What Do Developers Find Most Appealing about an Employer?
Are you a good match for the developers you want to hire?
The low tech unemployment rate, combined with organizations’ constant hunger for technologists skilled in everything from the cloud to cybersecurity and app-building, means that hiring managers and recruiters everywhere are scrambling to find the tech talent they need.
That’s great news for technologists: whether they’re developers, cybersecurity experts, or something else, they have quite a bit more leverage when it comes to negotiations over salaries and benefits.
But what do technologists—and particularly software developers—care about as they evaluate their latest opportunities? Stack Overflow, the web’s massive repository of tech-related questions and answers, recently posed that query to its developer audience. In return, those developers opened up about the things that made a prospective employer particularly appealing.
For example, of the 500 developers who participated in the survey:
53% said they wanted a company that prioritized the “developer experience”
41% wanted transparency in salary calculations
40% wanted to learn from people outside their team
35% wanted a structured onboarding process
33% wanted the ability to easily find experts within the company
“Whether passively looking at companies they might want to work for in the future or actively searching for a new job, developers tend to turn to the same four sources to find out what it’s like to work there: their personal network, media, company content like blogs and culture videos, and reviews,” added Stack Overflow’s blog posting about the survey. “For those that come across companies that they might want to work for, they ask friends or family first and read media coverage about the company.”

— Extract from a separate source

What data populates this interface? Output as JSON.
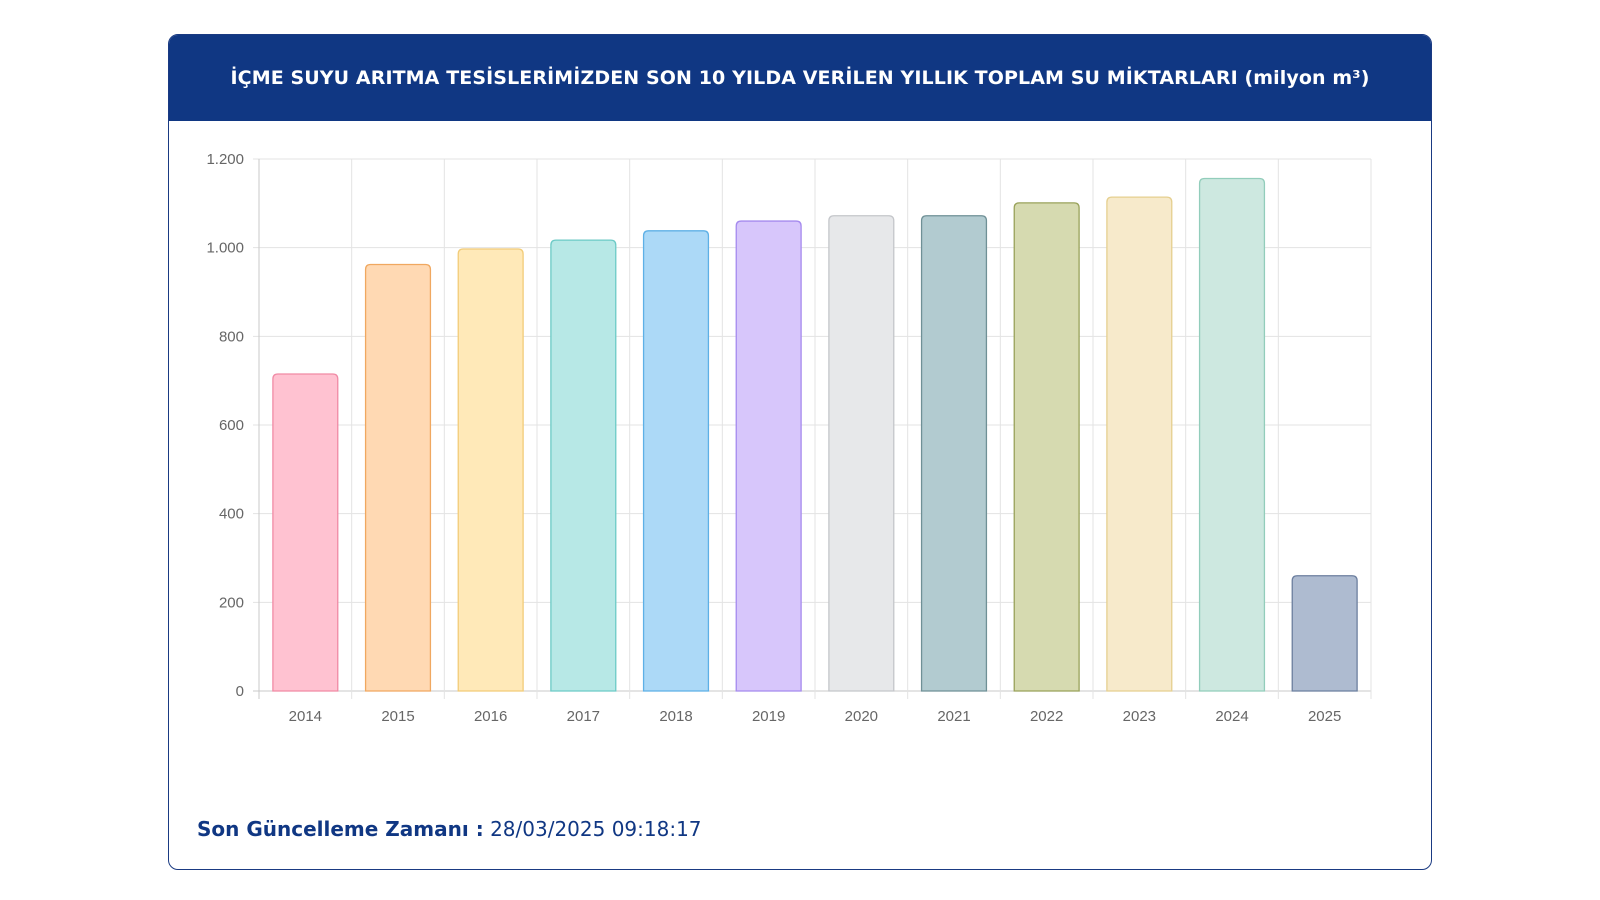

Developers were equally vocal about things they’d find unappealing about a particular company:
59% said not having access to Teams, Slack, or Stack Overflow
A too-rigid schedule (56% disliked the idea of starting and ending their day at a precise time)
54% said not having the resources to confidently do their work
50% said not having the flexibility to work remotely
20% said not having access to an internal wiki
What can we conclude from this?
Developers want to work according to their own schedule, and they want full access to the right tools and resources to get that work done. From an employer perspective, attempting to constrain or limit what developers can use might end up harming the ability to attract new, top-tier talent.
For startups and smaller organizations that don’t necessarily have the budgets to compete with the country’s largest companies for tech talent, this kind of survey data is good news: Developers care just as much about work-life balance and having the right tools as they do about compensation. If they can offer interesting projects, easy access to resources, and a great working environment, chances are good that organizations of any size can land the talent they need.